2° A toute mesure de réduction ou d’abattement de l’assiette de ces cotisations et contributions instituée à compter de la publication de la loi n° 2004-810 du 13 août 2004 précitée.

A compter de la date de publication de la loi n° 2004-810 du 13 août 2004 précitée, tout transfert de charges opéré entre l’État et les régimes et organismes mentionnés au 1° donne lieu à compensation intégrale entre lesdits régimes ou organismes et le budget de l’État.

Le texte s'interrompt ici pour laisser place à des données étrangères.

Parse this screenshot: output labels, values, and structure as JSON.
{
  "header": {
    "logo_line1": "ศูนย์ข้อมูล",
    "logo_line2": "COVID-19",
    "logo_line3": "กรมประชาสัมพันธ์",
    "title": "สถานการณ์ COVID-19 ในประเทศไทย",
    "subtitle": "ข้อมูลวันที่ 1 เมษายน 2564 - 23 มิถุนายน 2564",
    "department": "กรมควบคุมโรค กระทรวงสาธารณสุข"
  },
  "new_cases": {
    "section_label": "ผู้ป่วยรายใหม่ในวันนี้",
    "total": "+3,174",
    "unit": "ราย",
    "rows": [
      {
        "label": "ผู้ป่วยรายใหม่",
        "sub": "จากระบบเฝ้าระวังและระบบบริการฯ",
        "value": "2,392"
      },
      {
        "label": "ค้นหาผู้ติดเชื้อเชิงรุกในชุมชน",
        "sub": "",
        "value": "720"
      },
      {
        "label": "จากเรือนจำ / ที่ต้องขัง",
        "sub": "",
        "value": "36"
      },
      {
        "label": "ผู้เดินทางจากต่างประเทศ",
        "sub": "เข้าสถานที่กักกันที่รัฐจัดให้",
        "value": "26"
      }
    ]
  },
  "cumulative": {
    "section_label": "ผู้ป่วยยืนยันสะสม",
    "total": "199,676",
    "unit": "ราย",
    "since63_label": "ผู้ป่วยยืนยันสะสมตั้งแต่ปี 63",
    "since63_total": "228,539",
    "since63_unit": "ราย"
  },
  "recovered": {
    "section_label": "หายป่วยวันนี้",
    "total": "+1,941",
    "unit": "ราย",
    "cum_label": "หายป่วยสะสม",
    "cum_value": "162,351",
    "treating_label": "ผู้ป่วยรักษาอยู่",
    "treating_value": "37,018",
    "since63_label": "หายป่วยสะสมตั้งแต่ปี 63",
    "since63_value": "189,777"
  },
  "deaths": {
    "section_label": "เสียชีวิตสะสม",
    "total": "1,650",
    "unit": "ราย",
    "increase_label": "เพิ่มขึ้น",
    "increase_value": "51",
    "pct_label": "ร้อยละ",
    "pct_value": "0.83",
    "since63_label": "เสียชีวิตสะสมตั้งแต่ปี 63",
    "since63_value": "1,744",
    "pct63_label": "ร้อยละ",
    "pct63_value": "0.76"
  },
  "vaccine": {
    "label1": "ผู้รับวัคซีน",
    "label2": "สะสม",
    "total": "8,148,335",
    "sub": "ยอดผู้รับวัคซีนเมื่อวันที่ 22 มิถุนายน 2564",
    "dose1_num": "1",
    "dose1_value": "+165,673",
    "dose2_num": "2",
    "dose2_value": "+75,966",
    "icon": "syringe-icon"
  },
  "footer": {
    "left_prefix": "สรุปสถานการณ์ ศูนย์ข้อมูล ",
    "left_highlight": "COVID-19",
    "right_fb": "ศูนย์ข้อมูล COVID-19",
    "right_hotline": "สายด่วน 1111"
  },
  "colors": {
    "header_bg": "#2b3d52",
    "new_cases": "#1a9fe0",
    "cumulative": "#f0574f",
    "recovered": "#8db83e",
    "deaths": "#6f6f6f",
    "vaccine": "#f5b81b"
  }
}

Le premier alinéa du présent article n’est pas applicable à l’exonération prévue au deuxième alinéa de l’article L. 242-1, aux réductions et aux exonérations prévues aux articles L. 241-6-1, L. 241-6-4 et L. 241-13 et au second alinéa de l’article L. 242-11, ainsi qu’à la réduction de la contribution mentionnée au premier alinéa de l’article L. 651-1 résultant de l’abattement d’assiette prévu à l’article L. 651-3, dans leur rédaction résultant de la loi n° 2015-1702 du 21 décembre 2015 de financement de la sécurité sociale pour 2016, et à la réduction de cotisation mentionnée à l’article L. 612-5, dans sa rédaction résultant de la loi n° 2016-1827 du 23 décembre 2016 de financement de la sécurité sociale pour 2017. »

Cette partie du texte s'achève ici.